Agrotani.com – Pemerintah seperti tidak ada lelahnya untuk pembangunan infrastruktur pertanian. Mungkin pengembangan untuk pertanian yang semakin maju akan segera tercapai. Pembangunan yang dilakukan oleh pemerintah mulai dari waduk, embung, hingga irigasi sekunder dan tersier sudah mulai dilakukan untuk pelaku utama. Tujuan utama yang dilakukan adalah agar memadainya air untuk pertanian.

“Pertanian itu kuncinya di air, kalau airnya enggak ada darimana kita mau menanam?” kata Presiden Joko Widodo pada saat membuka Pekan Nasional Petani Nelayan ke-15 Tahun 2017 di Stadion Harapan Bangsa, Gampong Lhong Raya, Banda Aceh, Provinsi Aceh, Sabtu (6/5).

 

Sedikitnya ada 49 waduk besar yang tersebar mulai dari Sabang hingga Merauke yang mulai dibangun oleh pemerintah. “Banyak sekali, banyak sekali tapi yang paling banyak di Nusa Tenggara Timur karena di situ sangat membutuhkan sekali,” ujar Presiden.
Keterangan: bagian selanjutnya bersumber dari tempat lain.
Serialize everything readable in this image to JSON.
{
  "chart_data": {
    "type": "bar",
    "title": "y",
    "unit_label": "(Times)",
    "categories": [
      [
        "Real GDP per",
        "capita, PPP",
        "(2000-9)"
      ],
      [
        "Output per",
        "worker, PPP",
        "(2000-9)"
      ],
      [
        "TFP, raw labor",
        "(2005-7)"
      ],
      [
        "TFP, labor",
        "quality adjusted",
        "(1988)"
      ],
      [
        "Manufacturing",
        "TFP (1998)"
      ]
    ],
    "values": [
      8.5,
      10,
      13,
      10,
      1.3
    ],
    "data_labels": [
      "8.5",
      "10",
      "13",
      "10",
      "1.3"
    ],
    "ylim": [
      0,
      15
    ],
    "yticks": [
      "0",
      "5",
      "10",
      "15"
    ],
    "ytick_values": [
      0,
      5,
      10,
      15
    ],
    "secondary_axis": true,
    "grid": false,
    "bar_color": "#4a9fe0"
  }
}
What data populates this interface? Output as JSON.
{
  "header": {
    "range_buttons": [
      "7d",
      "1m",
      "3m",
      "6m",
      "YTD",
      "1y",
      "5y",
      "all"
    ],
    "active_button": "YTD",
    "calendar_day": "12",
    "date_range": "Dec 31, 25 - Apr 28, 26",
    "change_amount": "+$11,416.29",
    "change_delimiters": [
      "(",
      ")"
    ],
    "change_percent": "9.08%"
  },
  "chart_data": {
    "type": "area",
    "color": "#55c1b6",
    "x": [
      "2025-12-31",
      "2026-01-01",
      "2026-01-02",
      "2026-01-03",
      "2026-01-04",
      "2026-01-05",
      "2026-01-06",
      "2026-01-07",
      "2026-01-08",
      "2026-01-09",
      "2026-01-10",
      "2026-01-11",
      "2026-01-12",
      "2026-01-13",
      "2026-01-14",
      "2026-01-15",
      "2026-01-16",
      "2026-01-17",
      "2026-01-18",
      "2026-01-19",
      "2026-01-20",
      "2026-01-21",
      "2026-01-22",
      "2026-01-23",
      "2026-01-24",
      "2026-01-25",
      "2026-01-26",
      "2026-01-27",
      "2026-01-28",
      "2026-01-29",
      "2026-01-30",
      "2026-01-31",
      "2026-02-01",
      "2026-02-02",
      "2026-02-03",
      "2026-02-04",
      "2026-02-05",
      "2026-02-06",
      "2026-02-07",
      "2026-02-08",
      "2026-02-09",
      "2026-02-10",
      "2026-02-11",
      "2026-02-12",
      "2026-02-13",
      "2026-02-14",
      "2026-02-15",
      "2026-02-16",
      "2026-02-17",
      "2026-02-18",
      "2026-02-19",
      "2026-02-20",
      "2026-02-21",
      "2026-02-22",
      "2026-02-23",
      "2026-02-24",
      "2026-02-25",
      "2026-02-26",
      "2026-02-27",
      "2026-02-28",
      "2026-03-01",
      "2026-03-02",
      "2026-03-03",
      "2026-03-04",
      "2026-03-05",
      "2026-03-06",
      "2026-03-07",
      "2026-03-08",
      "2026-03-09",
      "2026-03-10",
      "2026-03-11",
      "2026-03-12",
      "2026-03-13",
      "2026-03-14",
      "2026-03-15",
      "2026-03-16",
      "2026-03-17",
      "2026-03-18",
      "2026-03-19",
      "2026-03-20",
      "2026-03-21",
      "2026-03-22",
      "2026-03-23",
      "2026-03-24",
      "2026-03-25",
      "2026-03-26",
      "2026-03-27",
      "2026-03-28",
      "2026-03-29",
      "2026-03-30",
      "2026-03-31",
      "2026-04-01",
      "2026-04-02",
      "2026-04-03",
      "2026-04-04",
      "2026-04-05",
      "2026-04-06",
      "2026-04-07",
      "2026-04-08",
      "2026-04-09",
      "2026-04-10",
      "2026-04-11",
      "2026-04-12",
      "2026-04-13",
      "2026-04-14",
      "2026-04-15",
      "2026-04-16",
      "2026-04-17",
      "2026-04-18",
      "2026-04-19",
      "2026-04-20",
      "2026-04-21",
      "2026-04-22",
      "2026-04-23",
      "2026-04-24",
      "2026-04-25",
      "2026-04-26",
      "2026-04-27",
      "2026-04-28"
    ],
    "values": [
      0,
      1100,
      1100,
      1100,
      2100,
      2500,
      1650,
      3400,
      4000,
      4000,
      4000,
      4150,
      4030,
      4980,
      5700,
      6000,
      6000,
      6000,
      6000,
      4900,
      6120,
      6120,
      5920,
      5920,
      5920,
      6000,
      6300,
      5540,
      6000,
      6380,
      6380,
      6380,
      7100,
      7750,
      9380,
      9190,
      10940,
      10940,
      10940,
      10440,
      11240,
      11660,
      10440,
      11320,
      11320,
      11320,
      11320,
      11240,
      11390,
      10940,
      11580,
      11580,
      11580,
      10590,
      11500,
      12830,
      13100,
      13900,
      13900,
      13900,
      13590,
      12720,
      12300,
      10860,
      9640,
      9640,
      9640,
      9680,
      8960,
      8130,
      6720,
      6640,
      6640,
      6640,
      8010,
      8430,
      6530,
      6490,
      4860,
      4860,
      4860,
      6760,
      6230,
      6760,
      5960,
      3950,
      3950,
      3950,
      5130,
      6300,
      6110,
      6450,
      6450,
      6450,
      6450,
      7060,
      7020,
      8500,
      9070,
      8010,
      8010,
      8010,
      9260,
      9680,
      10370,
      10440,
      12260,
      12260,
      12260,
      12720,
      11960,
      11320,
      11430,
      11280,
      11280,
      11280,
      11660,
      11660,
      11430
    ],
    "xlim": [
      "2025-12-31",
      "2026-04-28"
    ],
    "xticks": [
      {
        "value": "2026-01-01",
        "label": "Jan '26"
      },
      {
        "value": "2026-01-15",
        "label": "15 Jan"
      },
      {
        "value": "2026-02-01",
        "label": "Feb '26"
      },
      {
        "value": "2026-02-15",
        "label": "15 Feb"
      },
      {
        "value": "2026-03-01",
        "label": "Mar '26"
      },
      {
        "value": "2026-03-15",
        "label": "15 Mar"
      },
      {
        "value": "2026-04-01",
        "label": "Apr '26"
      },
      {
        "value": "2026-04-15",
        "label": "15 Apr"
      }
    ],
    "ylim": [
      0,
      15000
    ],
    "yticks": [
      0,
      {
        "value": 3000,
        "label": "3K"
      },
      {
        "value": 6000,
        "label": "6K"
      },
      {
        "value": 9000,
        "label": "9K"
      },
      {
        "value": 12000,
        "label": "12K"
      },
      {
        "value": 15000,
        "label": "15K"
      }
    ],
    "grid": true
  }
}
Bukan hanya itu Presiden Jokowi langsung memerintahkan pada Menteri Pertanian dan Menteri Desa, Pembangunan Daerah Tertinggal dan Transmigrasi untuk membangun embung-embung kecil. “Target kita tahun ini 30.000 embung harus jadi,” ucapnya.

Menteri Pertanian Amran Sulaiman menjanjikan bahwa pembangunan irigasi sekunder dan tersier akan tuntas tahun ini.

“Bagaimana masalah irgasi sekunder tersier? Menteri Pertanian menyampaikan sampai saat ini sudah mencapai 3 juta hektare, betul Pak Menteri? Saya belum menghitung, Pak Menteri sudah menghitung. Kalau kurang…awas!” kata Presiden yang disambut tepuk tangan.

Mencari tanaman unggulan


Presiden Jokowi menegaskan pada kepada gubernur, walikota, dan bupati untuk mencari tanaman unggul, dan jangan terpaku paku pada tanaman tertentu saja. Tujuan pada tanaman unggul agar bisa meningkatkan harga jual yang tinggi.

Kakao dan kopi adalah contoh dari komoditas yang memiliki harga jual yang baik. Untuk kakao misalnya, permintaan di dalam negeri tinggi tapi suplainya masih kurang. “Kopi harganya juga naik terus,” ucap Presiden.

Jokowi bercerita pengalamannya saat tinggal di Aceh dimana hampir setiap pagi menikmati kopi gayo. “Karena kopi gayo enak sekali,” ucap Presiden.

Tampak mendampingi Presiden dan Ibu Iriana, Menteri Pertanian Amran Sulaiman, Kepala Staf Kepresidenan Teten Masduki, dan Gubernur Aceh Zaini Abdullah.